Opas Schatten an der Wand
Text © Jutta Scherer-Frank
In der alten Burg, mit der modernen Postanschrift „Hügelstraße 6“ wohnte der kleine Jens tagsüber fast ganz allein. Erst wenn es Abend wurde, kehrten Mama und Papa von ihren Geschäften dorthin zurück. Unten im Erdgeschoss lebten Tante Inge und Onkel Manuel, die sich aber um nichts kümmerten, außer um sich selbst. Über der Wohnung von Jens lag der Speicher, den seit Jahren niemand betreten wollte, da Einsturzgefahr bestand. Es führte zwar eine Treppe hinauf, auf der die Kartoffelkiste stand, doch der Dachboden war so brüchig, dass selbst Jens mit seinem Federgewicht eingebrochen und krachend in der Wohnstube gelandet wäre, wenn er es gewagt hätte, auf den morschen Brettern zu laufen. Andere liefen dort schon, nämlich die leichtfüßigen Ratten, die sich ab und zu eine Knolle stibitzten und sich auch schon einmal ihr Nest im Kartoffelkorb bereitet hatten.
Für Jens gab es eine Hauslehrerin, die unheimlich gut rechnen und lesen konnte, aber keinen Spielkameraden, abgesehen von seinem Teddybären und dem Hofhund, der keinen Namen hatte. Aber zum Glück war da ja auch noch der Großvater, der Jens Geschichten erzählte und mit ihm Tischtennis spielte. Sie benutzten dazu heimlich die große Tischplatte im sogenannten Speiseraum, einem Saal, der sonst verschlossen war und nur an Festtagen wie Weihnachten geöffnet wurde. Opa wusste, wo der Schlüssel hing und gab sein Wissen an Jens weiter.

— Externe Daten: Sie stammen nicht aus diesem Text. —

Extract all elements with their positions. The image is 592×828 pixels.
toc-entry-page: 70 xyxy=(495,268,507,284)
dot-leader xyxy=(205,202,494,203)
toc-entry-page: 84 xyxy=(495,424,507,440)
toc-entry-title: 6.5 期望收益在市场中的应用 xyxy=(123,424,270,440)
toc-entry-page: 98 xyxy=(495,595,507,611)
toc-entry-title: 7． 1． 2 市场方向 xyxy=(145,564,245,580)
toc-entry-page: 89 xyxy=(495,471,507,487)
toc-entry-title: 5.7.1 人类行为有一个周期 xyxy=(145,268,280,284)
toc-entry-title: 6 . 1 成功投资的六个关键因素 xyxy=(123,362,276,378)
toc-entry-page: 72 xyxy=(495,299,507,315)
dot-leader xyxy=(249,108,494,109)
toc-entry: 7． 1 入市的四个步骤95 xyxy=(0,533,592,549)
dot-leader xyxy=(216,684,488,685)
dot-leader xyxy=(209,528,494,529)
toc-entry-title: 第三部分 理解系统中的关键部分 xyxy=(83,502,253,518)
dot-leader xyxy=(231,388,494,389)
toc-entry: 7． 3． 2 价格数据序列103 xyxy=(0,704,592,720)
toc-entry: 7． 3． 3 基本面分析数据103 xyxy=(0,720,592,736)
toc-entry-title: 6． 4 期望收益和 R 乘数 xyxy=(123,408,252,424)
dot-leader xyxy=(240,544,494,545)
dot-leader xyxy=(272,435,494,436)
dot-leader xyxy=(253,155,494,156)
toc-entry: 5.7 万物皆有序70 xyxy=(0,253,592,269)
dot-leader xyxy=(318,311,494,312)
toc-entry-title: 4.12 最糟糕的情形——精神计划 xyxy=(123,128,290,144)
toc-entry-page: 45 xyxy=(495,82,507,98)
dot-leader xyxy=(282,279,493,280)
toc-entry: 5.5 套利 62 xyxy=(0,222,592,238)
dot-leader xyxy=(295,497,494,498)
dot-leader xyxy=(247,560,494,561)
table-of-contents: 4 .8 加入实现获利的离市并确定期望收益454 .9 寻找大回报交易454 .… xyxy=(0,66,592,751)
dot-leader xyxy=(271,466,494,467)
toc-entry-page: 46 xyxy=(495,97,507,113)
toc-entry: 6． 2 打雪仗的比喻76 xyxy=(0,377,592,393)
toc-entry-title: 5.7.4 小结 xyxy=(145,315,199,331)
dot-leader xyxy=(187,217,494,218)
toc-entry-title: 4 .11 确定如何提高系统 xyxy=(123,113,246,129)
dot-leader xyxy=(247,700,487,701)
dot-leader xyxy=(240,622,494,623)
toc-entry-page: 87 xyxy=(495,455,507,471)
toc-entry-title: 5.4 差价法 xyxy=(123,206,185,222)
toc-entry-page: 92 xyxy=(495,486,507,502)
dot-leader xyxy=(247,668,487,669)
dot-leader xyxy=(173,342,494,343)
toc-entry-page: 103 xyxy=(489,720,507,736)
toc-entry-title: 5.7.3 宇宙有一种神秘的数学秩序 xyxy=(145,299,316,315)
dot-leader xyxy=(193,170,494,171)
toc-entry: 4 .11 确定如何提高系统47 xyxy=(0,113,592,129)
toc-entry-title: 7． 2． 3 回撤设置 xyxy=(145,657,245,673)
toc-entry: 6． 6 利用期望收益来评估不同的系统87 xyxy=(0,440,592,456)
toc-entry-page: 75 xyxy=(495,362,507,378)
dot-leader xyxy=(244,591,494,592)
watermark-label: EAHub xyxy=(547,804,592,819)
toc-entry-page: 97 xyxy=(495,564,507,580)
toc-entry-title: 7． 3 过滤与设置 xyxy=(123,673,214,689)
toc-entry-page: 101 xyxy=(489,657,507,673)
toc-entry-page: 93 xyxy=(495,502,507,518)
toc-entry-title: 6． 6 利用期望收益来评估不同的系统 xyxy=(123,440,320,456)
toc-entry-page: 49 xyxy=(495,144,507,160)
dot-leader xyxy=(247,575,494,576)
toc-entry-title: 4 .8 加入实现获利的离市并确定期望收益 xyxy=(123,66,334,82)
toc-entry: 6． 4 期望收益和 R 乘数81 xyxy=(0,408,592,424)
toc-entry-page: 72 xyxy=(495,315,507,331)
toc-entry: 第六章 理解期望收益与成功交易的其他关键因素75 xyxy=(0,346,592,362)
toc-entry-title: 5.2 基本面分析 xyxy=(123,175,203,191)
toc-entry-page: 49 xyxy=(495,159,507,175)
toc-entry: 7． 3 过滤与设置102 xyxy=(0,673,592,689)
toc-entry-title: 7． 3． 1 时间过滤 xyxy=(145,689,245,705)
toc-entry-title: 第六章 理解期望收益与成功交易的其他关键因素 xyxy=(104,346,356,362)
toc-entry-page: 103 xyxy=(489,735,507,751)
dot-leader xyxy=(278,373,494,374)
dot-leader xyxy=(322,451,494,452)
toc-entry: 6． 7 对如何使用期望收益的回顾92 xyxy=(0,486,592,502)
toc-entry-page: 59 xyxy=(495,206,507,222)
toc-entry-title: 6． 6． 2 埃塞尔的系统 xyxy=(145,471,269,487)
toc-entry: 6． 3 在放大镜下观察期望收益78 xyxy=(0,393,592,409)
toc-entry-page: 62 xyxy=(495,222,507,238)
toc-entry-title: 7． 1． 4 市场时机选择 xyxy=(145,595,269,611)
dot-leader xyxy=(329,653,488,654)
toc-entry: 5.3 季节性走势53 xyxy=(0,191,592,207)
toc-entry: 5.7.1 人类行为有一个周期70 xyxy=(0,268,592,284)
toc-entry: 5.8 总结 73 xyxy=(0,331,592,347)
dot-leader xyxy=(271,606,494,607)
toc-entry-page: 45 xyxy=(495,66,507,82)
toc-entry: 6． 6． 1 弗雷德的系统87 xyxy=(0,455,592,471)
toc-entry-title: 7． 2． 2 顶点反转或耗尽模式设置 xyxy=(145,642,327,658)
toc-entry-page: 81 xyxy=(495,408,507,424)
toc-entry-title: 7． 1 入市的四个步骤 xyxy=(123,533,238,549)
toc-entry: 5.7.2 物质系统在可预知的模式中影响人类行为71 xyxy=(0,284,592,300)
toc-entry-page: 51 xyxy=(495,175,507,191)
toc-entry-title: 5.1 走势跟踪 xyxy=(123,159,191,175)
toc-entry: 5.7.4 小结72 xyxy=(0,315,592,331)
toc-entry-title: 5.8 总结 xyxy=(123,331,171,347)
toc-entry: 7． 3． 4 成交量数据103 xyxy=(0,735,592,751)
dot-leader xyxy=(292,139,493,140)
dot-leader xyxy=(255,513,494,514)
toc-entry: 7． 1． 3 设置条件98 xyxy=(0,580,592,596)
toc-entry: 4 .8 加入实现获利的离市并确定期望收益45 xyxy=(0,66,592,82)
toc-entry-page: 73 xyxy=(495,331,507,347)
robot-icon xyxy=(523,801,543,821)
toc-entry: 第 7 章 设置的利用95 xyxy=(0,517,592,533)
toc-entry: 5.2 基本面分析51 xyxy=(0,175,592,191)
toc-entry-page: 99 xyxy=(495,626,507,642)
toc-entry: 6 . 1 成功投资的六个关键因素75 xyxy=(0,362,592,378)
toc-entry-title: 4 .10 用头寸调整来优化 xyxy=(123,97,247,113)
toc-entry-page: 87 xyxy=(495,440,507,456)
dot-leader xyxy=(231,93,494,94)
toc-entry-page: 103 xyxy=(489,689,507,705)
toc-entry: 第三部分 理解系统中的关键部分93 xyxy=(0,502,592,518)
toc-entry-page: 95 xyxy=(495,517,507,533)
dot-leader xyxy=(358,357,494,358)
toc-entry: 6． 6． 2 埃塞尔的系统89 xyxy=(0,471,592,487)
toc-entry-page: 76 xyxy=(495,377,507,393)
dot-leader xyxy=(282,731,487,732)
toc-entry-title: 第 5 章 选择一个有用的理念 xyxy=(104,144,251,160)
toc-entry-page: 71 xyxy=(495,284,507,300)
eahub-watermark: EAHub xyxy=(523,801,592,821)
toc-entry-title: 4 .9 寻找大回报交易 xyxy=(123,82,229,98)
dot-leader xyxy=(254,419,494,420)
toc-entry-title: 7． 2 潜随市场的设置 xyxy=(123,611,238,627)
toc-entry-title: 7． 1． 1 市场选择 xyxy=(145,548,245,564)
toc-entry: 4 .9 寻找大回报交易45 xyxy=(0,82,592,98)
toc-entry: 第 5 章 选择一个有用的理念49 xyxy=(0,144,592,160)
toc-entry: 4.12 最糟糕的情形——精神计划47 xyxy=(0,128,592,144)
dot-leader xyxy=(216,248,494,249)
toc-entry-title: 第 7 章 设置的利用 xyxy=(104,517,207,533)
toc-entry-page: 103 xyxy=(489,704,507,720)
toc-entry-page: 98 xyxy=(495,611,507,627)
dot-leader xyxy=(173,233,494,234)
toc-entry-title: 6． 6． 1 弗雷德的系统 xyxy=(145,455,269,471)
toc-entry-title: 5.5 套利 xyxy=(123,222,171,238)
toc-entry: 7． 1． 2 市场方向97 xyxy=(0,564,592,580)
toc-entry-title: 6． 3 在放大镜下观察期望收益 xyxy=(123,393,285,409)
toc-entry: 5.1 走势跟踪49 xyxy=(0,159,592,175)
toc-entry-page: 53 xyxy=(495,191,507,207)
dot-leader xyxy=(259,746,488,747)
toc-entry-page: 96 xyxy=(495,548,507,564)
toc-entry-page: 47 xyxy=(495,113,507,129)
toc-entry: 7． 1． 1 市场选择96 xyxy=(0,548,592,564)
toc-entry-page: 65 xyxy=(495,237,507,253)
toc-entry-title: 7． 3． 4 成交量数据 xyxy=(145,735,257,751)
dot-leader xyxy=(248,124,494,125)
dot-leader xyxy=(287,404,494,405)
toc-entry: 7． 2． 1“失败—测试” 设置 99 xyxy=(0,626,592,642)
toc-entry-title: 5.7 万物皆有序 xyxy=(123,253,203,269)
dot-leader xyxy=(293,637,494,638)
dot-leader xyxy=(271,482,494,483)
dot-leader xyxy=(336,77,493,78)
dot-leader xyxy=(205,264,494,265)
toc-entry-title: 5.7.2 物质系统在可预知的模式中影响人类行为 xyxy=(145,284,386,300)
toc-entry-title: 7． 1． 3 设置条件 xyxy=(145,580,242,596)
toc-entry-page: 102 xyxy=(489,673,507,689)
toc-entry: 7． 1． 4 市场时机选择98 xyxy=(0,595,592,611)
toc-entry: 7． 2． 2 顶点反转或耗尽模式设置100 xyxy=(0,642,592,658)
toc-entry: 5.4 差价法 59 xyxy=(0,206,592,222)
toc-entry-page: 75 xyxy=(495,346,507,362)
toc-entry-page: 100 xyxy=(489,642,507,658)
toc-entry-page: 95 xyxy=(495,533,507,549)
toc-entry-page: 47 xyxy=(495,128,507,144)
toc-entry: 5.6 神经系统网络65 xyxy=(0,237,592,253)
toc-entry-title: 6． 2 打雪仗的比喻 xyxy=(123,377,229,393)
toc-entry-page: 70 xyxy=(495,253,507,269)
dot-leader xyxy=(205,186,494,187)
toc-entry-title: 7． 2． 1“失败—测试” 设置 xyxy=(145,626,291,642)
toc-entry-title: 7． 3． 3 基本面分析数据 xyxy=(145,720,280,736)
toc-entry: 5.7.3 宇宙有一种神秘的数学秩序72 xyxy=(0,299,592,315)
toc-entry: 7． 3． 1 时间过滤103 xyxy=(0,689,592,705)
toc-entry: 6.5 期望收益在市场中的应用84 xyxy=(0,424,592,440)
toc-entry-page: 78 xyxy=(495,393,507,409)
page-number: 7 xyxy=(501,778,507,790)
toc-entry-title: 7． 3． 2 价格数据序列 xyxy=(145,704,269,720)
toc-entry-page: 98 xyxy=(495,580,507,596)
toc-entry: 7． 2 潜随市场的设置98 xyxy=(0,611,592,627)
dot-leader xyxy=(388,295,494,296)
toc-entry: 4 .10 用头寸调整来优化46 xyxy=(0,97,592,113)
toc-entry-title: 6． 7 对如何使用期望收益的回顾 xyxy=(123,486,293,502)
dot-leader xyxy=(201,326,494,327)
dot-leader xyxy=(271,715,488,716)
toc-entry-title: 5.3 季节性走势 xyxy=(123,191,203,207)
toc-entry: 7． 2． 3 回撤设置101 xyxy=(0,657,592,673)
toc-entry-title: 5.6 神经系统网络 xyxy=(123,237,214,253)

Großvater glaubte ganz fest an Gespenster, denn schon mehrmals waren welche in seinem Schlafzimmer gewesen, hatten sich artig vor seinem Bett aufgestellt und ihn freundlich gegrüßt. Einmal war Opa in der Küche gewesen, die so dicke Mauern hatte, dass kein Laut herein oder hinaus drang. Nur ab und zu kam eine Meise, die von der Butter pickte, die auf dem Steinsims hinter der Fensterscheibe der Küche kühl gehalten wurde. Dort in der Küche, sagte sein Opa, habe ihm eines Tages ein Gespenst ins Ohr geschrien. Ganz dicht und laut schrie es „Huch!“. Und Opa dachte zuerst an Jens, aber der war gar nicht da, sondern saß auf dem kalten Klo, das nur ein Loch auf einem dicken Brett war, durch das man außer den vielen weißen Maden am Rand noch den Burggraben sehen konnte. Da wusste Opa, dass ihn die ehemalige Köchin erschrecken wollte, die zu Lebzeiten auch immer „Huch!“ gemacht hatte, wenn ihr etwas aus der Hand gefallen war.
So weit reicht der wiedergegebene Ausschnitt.